In the third step, we used the fact that $a^Tb=b^Ta$ , and in the fifth step used the facts $\nabla_xb^Tx=b$ and $\nabla_xx^TAx=2Ax$ for symmetric matrix $A$ 3for more details, see Section 4.3 of “Linear Algebra Review and Reference"(for more details, see Section 4.3 of “Linear Algebra Review and Reference")
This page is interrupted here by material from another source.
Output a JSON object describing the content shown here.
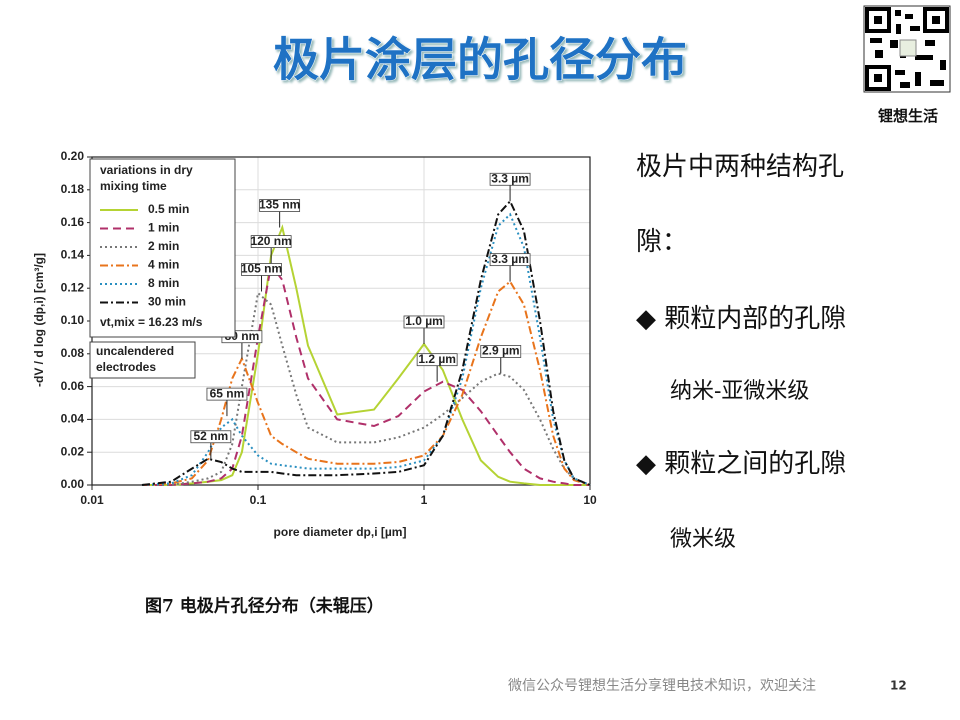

To minimize $J$ , we set its derivatives to zero, and obtain the normal equations:

X^TX\theta=X^T\vec{y}

Thus, the value of $\theta$ that minimizes $J(\theta)$ is given in closed form by the equation

\theta=(X^TX)^{-1}X^T\vec{y}

Key points

Purpose: The Normal Equation provides a direct, closed-form solution to calculate the best parameters (weights) for a linear regression model.

Normal Equation in sklearn and numpy python.

python


from sklearn.preprocessing import add_dummy_feature
import numpy as np


def normal_equation(X: np.array, Y: np.array):
    X_b = add_dummy_feature(X)
    theta_best = np.linalg.inv(X_b.T @ X_b) @ X_b.T @ Y
    
    return theta_best

Cost Function: It works by finding the parameter values that minimize the Mean Squared Error (MSE) cost function. The MSE measures the average squared difference between the model's predictions and the actual target values.
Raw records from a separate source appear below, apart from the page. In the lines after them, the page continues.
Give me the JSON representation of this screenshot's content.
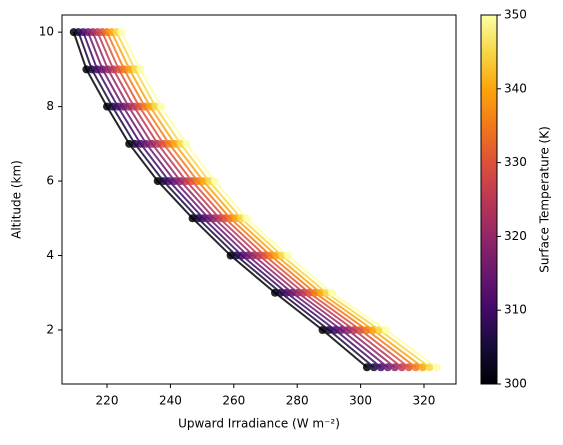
{
  "chart_data": {
    "type": "line",
    "xlabel": "Upward Irradiance (W m⁻²)",
    "ylabel": "Altitude (km)",
    "colorbar_label": "Surface Temperature (K)",
    "y": [
      1,
      2,
      3,
      4,
      5,
      6,
      7,
      8,
      9,
      10
    ],
    "series": [
      {
        "color": "#000004",
        "values": [
          302,
          288,
          273,
          259,
          247,
          236,
          227,
          220,
          213.5,
          209.5
        ]
      },
      {
        "color": "#160b39",
        "values": [
          304.2,
          290,
          274.8,
          260.8,
          248.7,
          237.8,
          228.8,
          221.7,
          215.2,
          211
        ]
      },
      {
        "color": "#420a68",
        "values": [
          306.4,
          292,
          276.6,
          262.6,
          250.4,
          239.6,
          230.6,
          223.4,
          216.9,
          212.5
        ]
      },
      {
        "color": "#6a176e",
        "values": [
          308.6,
          294,
          278.4,
          264.4,
          252.1,
          241.4,
          232.4,
          225.1,
          218.6,
          214
        ]
      },
      {
        "color": "#932667",
        "values": [
          310.8,
          296,
          280.2,
          266.2,
          253.8,
          243.2,
          234.2,
          226.8,
          220.3,
          215.5
        ]
      },
      {
        "color": "#bc3754",
        "values": [
          313,
          298,
          282,
          268,
          255.5,
          245,
          236,
          228.5,
          222,
          217
        ]
      },
      {
        "color": "#dd513a",
        "values": [
          315.2,
          300,
          283.8,
          269.8,
          257.2,
          246.8,
          237.8,
          230.2,
          223.7,
          218.5
        ]
      },
      {
        "color": "#f37819",
        "values": [
          317.4,
          302,
          285.6,
          271.6,
          258.9,
          248.6,
          239.6,
          231.9,
          225.4,
          220
        ]
      },
      {
        "color": "#fca50a",
        "values": [
          319.6,
          304,
          287.4,
          273.4,
          260.6,
          250.4,
          241.4,
          233.6,
          227.1,
          221.5
        ]
      },
      {
        "color": "#f6d746",
        "values": [
          321.8,
          306,
          289.2,
          275.2,
          262.3,
          252.2,
          243.2,
          235.3,
          228.8,
          223
        ]
      },
      {
        "color": "#fcffa4",
        "values": [
          324,
          308,
          291,
          277,
          264,
          254,
          245,
          237,
          230.5,
          224.5
        ]
      }
    ],
    "xlim": [
      205.8,
      330.1
    ],
    "xticks": [
      220,
      240,
      260,
      280,
      300,
      320
    ],
    "ylim": [
      0.55,
      10.46
    ],
    "yticks": [
      2,
      4,
      6,
      8,
      10
    ],
    "clim": [
      300,
      350
    ],
    "cticks": [
      300,
      310,
      320,
      330,
      340,
      350
    ],
    "colormap": [
      "#000004",
      "#160b39",
      "#420a68",
      "#6a176e",
      "#932667",
      "#bc3754",
      "#dd513a",
      "#f37819",
      "#fca50a",
      "#f6d746",
      "#fcffa4"
    ]
  }
}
\mathrm{MSE}(\mathbf{X},h_{\mathbf{\theta}})=\frac{1}{m}\sum_{i = 1}^{m}\left(\mathbf{\theta}^{\mathsf{T}}\mathbf{x}^{(i)}-y^{(i)}\right)^{2}

Advantages

Fast and efficient for smaller datasets with a limited number of features.
Direct solution without needing iterative optimization algorithms like gradient descent.

Disadvantages

Can become computationally very expensive for datasets with a very large number of features.
Does not handle cases where certain features are redundant or when the number of features exceeds the number of training instances.

Alternative to the Normal Equation: For datasets with many features or when computational efficiency is critical, alternative methods like gradient descent algorithms are used to find the optimal parameters iteratively.